With its unpredictable machinations and government meddling, the opera has cruelly defeated some of the best. Conductor Daniel Barenboim was fired from the top job before he even arrived. In this film, the camera witnesses the departure of choreographer Benjamin Millepied after a tenure of only 17 months.
Bron's camera is a silent witness that doesn't necessary explain why certain things are happening. Some may consider this less-mediated approach a strength. Others may find it frustrating. You hear a one-sided phone conversation with Lissner asking Millepied if he's in or out: "I'm not going to sit around waiting for you to make up your mind."
In Millepied's departure speech to his dancers, he says, "I need to create. I need to think." But what exactly happened? (Background research indicates he was defeated by the Paris Opera Ballet's resistance to change.)

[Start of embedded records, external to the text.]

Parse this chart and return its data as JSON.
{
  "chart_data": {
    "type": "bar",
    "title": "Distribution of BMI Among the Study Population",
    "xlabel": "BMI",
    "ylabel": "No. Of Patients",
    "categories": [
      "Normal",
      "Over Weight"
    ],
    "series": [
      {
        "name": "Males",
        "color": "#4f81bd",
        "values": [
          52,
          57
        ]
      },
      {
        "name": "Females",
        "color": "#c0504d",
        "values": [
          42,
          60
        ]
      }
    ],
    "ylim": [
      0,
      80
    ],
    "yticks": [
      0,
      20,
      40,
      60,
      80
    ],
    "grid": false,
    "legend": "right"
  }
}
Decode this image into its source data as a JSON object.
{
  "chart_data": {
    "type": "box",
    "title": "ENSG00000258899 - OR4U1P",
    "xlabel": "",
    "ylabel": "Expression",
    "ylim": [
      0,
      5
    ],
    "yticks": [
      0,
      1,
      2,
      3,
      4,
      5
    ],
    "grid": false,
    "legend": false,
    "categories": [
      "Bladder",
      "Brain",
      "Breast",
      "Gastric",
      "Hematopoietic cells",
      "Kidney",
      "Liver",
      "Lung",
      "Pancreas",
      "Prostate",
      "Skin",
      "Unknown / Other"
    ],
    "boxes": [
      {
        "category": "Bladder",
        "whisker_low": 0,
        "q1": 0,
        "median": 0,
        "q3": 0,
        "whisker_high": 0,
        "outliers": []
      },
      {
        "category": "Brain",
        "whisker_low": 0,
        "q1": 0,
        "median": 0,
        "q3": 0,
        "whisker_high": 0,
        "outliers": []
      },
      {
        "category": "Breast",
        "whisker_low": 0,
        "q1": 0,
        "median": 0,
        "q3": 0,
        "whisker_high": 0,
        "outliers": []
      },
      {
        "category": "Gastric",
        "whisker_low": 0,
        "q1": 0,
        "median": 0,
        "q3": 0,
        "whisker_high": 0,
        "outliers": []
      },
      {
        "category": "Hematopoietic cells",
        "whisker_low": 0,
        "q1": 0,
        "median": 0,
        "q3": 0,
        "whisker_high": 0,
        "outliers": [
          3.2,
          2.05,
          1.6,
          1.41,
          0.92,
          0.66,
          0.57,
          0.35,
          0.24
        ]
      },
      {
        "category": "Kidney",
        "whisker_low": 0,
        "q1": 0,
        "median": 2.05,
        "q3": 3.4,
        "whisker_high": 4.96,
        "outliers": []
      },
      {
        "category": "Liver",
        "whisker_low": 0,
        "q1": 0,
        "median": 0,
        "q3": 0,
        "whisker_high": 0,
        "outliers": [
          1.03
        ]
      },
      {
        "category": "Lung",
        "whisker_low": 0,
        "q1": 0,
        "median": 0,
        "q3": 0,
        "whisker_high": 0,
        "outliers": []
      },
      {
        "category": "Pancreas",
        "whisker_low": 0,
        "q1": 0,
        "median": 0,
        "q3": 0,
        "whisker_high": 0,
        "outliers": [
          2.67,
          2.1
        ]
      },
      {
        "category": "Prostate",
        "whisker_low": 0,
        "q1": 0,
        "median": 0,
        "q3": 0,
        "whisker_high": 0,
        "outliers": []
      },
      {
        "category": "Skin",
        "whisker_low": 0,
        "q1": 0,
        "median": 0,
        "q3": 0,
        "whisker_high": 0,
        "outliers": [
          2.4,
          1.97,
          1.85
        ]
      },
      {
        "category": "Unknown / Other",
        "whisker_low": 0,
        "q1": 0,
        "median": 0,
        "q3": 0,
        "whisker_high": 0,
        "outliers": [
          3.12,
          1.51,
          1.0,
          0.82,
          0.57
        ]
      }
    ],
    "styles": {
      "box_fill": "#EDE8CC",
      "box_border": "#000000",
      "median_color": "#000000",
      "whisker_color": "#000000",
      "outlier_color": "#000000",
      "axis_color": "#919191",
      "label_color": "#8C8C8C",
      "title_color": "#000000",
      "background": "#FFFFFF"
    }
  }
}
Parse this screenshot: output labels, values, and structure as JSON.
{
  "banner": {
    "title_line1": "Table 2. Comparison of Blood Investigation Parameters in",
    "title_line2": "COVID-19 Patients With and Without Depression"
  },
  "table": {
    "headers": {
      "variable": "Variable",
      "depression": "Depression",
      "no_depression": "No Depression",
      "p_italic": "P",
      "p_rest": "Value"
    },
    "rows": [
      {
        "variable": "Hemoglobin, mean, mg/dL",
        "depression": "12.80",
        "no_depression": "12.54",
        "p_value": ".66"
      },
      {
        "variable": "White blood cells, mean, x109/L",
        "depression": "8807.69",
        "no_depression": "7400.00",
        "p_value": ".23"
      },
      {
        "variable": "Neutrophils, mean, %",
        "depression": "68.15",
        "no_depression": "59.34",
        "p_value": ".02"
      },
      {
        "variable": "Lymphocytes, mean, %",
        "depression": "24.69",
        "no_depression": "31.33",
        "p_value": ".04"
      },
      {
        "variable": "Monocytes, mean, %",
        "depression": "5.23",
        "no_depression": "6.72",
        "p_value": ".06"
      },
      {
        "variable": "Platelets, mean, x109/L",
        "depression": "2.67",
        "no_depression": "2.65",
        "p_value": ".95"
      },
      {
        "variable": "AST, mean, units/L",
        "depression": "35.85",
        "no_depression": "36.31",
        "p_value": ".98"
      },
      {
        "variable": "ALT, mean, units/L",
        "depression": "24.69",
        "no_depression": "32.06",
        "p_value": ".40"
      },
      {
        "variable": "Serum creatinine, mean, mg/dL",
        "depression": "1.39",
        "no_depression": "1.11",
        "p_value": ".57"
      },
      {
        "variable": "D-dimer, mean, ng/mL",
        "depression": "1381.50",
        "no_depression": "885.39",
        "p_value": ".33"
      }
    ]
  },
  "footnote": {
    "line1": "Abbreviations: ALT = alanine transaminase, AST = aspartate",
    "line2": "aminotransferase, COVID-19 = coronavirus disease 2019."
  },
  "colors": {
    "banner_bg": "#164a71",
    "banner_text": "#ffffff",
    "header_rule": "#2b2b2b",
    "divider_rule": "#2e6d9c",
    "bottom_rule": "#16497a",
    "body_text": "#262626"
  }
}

One intermittent presence throughout the film is the Russian bass-baritone Mikhail Timoshenko. You see him audition for the young artists program, hear him on the other end of the phone when he's told that he is accepted, see him chatting with his idol, baritone Bryn Terfel. You also hear him backstage, presumably after a less-than-stellar performance, muttering, "I was useless."
Another significant presence is music director Philippe Jordan. Besides looking great on camera, he is a paragon of grace and charm, edging his singers toward greater artistry and leaving you wondering why we haven't seen him in Philadelphia. Well, we have. He guest-conducted the Philadelphia Orchestra in 2007 but received such mixed reviews from the players that this writer was actually ridiculed by some of them for liking his Ein Heldenleben.
Funny thing about chemistry: He didn't win over the relatively cooperative Philadelphians but apparently thrives in one of the more contentious conducting jobs in the world. Again, the camera doesn't try to explain his ability to maintain authority there. Draw your own conclusions.